Now, we will consider the two right-angled triangle ADB and ADC-
$\begin{align}
  &In\;\vartriangle ADB\;and\vartriangle ADC, \\
  &AD = AD\left( {common} \right) \\
  &AB = AC\left( {isosceles\;triangle} \right) \\
  &\angle ADB = \angle ADC\left( {right - angled} \right) \\
  &By\;RHS\;congruency - \\
  &\vartriangle ADB\; \cong \vartriangle ADC \\
\end{align} $
Triangle ADB and ADC are congruent, so by apply the property of corresponding parts of congruent triangles, we can write that-
BD = DC
$\angle BAD = \angle CAD$
Using these equations, we can deduce that-
AD is the altitude due to our initial assumption, hence the orthocentre lies on AD.
AD is the median because it divides BC in two equal halves(BD = DC), hence the centroid lies on AD.
AD is the angular bisector because it divides $\angle {\text{A}}$ in two equal halves($\angle BAD = \angle CAD$), hence the incentive lies on AD.
AD is the perpendicular bisector of BC, because it is perpendicular to it, and divides it in two equal halves as well(BD = DC), hence the circumcentre lies on AD.

These four conditions show us that all the centres lie on the same line AD. But we cannot prove that they coincide, because they coincide only when the triangle is equilateral.

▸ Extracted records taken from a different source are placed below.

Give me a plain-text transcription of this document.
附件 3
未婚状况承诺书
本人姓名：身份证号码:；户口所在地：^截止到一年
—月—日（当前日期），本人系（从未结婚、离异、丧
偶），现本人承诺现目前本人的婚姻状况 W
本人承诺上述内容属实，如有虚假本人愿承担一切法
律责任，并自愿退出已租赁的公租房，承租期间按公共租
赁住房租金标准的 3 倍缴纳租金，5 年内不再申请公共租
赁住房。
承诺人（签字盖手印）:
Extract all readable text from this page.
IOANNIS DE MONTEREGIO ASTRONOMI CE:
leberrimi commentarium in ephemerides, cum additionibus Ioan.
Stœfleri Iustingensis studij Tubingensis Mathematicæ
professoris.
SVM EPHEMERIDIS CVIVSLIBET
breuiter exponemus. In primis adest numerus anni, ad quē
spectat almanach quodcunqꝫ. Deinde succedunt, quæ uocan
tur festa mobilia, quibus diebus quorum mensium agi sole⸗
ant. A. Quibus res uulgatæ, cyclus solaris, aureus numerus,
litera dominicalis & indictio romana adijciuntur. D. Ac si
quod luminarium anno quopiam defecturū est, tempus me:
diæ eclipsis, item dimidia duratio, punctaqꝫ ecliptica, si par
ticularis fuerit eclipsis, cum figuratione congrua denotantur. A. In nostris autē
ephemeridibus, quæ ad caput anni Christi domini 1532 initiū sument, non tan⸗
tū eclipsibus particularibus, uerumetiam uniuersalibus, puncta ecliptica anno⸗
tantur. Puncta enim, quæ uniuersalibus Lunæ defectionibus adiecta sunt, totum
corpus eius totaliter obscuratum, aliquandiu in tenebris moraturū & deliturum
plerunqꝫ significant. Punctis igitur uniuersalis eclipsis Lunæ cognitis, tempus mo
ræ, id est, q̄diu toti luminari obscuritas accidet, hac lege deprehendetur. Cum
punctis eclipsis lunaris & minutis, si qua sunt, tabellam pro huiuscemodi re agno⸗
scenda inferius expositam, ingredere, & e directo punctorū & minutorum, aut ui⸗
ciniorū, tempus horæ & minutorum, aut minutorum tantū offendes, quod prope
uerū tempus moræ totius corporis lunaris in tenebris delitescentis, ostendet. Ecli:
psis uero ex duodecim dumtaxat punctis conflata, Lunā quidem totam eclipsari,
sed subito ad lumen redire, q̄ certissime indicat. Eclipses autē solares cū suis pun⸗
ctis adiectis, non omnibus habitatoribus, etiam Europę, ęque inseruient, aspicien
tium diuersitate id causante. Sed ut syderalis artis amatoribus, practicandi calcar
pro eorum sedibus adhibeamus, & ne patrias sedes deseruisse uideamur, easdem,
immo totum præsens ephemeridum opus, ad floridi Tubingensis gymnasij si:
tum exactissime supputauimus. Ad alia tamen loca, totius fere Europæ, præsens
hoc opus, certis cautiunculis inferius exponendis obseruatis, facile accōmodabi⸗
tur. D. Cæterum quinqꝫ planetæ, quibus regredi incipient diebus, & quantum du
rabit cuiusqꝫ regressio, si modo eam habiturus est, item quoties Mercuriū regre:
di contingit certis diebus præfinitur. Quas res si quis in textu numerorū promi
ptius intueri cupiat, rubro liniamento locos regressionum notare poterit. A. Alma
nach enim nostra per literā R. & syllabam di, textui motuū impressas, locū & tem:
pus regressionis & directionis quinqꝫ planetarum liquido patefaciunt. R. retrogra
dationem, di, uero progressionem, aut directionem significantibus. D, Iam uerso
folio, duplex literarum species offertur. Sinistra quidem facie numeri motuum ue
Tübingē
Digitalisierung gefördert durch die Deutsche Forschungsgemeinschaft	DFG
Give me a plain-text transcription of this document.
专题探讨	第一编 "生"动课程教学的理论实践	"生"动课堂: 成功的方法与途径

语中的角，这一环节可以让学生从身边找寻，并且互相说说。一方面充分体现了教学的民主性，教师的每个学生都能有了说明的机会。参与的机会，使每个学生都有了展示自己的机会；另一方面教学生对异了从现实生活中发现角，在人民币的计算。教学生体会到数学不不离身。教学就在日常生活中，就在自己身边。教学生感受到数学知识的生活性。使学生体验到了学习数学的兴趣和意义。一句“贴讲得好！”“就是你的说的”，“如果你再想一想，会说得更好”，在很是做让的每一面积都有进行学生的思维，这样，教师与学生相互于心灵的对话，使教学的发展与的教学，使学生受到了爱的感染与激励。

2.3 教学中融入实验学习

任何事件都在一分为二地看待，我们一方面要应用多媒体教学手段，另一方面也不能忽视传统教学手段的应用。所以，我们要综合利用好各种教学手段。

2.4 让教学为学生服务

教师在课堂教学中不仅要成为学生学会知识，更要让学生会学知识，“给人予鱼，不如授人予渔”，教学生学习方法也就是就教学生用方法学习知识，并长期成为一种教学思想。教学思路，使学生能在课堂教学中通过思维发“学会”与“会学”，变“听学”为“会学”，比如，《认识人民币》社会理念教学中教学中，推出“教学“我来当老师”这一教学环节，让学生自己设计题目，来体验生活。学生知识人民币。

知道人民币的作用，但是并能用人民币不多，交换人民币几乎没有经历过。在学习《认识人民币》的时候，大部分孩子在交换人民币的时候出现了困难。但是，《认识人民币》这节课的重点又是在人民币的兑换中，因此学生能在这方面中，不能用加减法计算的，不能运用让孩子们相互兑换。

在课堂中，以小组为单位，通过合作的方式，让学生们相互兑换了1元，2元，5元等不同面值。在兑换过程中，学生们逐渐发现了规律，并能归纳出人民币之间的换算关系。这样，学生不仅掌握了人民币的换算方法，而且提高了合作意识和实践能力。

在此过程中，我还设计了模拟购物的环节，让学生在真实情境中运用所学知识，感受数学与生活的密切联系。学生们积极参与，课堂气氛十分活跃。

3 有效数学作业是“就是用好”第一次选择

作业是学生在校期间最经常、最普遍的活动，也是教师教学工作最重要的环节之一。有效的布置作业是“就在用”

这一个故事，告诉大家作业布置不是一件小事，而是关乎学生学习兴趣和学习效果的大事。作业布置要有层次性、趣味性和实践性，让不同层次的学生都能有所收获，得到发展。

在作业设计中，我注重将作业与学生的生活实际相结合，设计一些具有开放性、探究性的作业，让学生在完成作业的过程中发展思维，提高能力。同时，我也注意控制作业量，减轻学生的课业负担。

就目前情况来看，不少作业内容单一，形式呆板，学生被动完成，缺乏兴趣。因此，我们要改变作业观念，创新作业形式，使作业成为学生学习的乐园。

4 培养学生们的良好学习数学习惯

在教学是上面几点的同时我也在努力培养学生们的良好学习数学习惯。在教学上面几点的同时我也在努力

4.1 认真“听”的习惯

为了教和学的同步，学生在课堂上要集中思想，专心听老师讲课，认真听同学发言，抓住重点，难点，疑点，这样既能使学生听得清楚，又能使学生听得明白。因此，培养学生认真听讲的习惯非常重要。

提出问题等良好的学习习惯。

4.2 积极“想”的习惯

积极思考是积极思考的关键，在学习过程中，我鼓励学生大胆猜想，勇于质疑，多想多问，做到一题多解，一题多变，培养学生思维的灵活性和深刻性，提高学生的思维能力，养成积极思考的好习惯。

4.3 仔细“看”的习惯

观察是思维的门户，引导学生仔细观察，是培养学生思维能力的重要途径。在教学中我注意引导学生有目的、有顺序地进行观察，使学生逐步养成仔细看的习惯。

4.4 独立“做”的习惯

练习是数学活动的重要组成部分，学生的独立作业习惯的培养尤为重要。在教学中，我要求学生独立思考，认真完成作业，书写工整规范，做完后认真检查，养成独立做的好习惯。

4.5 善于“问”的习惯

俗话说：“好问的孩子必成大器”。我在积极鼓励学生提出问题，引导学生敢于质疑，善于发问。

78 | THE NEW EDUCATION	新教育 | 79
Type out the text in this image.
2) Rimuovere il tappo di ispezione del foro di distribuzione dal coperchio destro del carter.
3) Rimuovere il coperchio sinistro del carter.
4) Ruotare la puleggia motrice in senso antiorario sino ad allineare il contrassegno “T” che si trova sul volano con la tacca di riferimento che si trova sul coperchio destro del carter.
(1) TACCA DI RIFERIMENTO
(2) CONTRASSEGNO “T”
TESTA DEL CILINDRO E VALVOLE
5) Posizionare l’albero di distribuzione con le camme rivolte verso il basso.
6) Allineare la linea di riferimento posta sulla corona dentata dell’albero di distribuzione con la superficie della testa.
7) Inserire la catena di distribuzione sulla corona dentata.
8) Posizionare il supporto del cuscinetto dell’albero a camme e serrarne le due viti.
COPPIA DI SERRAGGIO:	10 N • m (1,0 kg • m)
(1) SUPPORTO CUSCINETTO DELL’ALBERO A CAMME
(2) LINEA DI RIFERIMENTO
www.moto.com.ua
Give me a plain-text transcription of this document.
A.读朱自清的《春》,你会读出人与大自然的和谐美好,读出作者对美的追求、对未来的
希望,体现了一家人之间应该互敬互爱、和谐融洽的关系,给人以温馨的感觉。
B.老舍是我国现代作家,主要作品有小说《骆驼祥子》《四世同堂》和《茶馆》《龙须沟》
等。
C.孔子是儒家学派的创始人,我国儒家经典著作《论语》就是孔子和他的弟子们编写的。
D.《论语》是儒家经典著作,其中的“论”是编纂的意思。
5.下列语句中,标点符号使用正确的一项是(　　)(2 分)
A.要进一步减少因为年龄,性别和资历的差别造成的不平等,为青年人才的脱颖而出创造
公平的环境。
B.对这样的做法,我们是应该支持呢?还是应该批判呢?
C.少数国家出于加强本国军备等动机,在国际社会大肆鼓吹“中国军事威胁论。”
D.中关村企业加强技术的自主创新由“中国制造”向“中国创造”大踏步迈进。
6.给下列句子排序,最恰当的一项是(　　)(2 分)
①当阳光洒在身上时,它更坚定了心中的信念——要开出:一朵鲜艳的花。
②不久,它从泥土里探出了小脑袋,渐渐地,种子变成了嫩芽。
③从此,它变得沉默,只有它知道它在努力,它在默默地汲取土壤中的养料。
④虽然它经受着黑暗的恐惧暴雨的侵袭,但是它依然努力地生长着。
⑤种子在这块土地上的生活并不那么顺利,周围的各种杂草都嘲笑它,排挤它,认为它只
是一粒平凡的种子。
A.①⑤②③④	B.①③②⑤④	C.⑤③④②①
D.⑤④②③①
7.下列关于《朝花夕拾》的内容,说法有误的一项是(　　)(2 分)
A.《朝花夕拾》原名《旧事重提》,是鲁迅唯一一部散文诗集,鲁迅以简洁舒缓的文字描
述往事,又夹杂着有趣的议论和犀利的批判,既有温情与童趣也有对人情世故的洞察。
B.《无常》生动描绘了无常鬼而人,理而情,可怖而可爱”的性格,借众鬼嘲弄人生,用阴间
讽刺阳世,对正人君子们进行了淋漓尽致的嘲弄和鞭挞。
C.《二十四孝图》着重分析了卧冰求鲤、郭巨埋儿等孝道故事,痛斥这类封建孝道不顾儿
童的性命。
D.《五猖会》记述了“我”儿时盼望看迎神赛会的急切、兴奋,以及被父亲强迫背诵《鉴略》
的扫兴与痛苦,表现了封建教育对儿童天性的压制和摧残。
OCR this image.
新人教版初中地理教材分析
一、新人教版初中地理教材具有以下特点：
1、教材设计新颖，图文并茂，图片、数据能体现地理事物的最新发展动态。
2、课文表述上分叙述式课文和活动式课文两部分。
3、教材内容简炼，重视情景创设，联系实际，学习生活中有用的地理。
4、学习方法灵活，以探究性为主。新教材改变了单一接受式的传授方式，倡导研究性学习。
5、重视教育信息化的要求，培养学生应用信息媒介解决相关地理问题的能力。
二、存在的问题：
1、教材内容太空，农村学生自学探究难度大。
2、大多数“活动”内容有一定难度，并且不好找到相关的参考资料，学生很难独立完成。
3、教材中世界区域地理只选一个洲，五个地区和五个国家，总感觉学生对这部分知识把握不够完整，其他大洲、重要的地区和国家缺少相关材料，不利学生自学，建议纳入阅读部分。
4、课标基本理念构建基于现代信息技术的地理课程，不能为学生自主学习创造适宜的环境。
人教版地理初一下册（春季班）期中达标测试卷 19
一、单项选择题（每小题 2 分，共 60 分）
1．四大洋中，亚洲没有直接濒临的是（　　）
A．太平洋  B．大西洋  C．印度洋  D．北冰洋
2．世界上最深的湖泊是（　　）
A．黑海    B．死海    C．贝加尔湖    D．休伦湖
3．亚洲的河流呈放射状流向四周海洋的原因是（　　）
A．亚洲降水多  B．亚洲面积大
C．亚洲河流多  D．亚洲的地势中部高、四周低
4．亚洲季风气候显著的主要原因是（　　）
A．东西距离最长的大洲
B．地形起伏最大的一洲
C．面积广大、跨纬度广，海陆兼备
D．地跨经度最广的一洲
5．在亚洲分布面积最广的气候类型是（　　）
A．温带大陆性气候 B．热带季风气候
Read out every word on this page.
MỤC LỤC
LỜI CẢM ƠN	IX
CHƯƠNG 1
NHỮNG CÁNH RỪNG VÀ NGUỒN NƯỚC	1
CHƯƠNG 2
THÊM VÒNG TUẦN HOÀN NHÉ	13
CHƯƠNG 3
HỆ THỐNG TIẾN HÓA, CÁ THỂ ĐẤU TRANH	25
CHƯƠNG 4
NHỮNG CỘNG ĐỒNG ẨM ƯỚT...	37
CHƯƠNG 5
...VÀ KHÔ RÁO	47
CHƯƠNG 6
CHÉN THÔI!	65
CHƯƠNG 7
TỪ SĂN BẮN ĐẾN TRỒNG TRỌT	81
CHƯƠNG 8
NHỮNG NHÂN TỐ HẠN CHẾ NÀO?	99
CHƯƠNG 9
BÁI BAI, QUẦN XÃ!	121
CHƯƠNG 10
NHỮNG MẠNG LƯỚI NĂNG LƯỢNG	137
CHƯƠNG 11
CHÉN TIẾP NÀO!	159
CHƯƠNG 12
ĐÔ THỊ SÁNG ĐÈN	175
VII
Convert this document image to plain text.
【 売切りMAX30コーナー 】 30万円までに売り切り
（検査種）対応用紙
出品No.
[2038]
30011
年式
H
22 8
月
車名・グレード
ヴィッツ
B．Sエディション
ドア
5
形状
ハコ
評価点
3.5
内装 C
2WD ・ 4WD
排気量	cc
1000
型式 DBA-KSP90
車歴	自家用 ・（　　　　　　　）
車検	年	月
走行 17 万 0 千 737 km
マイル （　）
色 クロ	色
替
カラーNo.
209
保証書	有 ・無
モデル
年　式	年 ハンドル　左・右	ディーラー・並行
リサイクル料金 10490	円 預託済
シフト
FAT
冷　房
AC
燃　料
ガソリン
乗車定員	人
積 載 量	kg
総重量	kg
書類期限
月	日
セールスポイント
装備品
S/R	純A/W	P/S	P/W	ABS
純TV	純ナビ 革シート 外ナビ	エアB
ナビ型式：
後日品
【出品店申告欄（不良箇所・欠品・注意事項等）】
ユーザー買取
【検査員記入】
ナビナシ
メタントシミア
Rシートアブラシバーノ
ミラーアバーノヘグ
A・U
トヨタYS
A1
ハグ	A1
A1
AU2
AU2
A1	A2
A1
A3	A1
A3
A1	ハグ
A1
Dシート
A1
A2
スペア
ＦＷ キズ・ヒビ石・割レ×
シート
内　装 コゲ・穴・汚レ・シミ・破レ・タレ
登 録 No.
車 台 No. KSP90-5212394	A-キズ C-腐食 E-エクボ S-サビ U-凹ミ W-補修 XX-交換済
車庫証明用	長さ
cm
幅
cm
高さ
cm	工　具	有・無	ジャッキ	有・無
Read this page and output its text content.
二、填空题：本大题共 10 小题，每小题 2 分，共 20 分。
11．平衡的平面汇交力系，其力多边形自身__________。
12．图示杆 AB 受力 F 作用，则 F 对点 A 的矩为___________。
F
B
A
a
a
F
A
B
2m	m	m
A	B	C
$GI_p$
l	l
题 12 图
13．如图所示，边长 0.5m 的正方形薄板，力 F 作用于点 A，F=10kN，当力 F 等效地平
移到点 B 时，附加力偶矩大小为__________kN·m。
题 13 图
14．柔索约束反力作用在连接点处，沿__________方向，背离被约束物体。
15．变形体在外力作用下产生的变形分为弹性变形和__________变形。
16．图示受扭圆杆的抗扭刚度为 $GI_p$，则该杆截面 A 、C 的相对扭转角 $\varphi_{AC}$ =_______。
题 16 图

Hence, the correct option is A.

Note: An important point to note here is that the altitude must be drawn only through the non-equal side, which is BC in this case. This enables us to bring symmetricity in the figure and we can prove the two triangles congruent. Also, the students must thoroughly remember the properties of all the four centres and how they are constructed. This answer can be used as a general result by the students in other problems.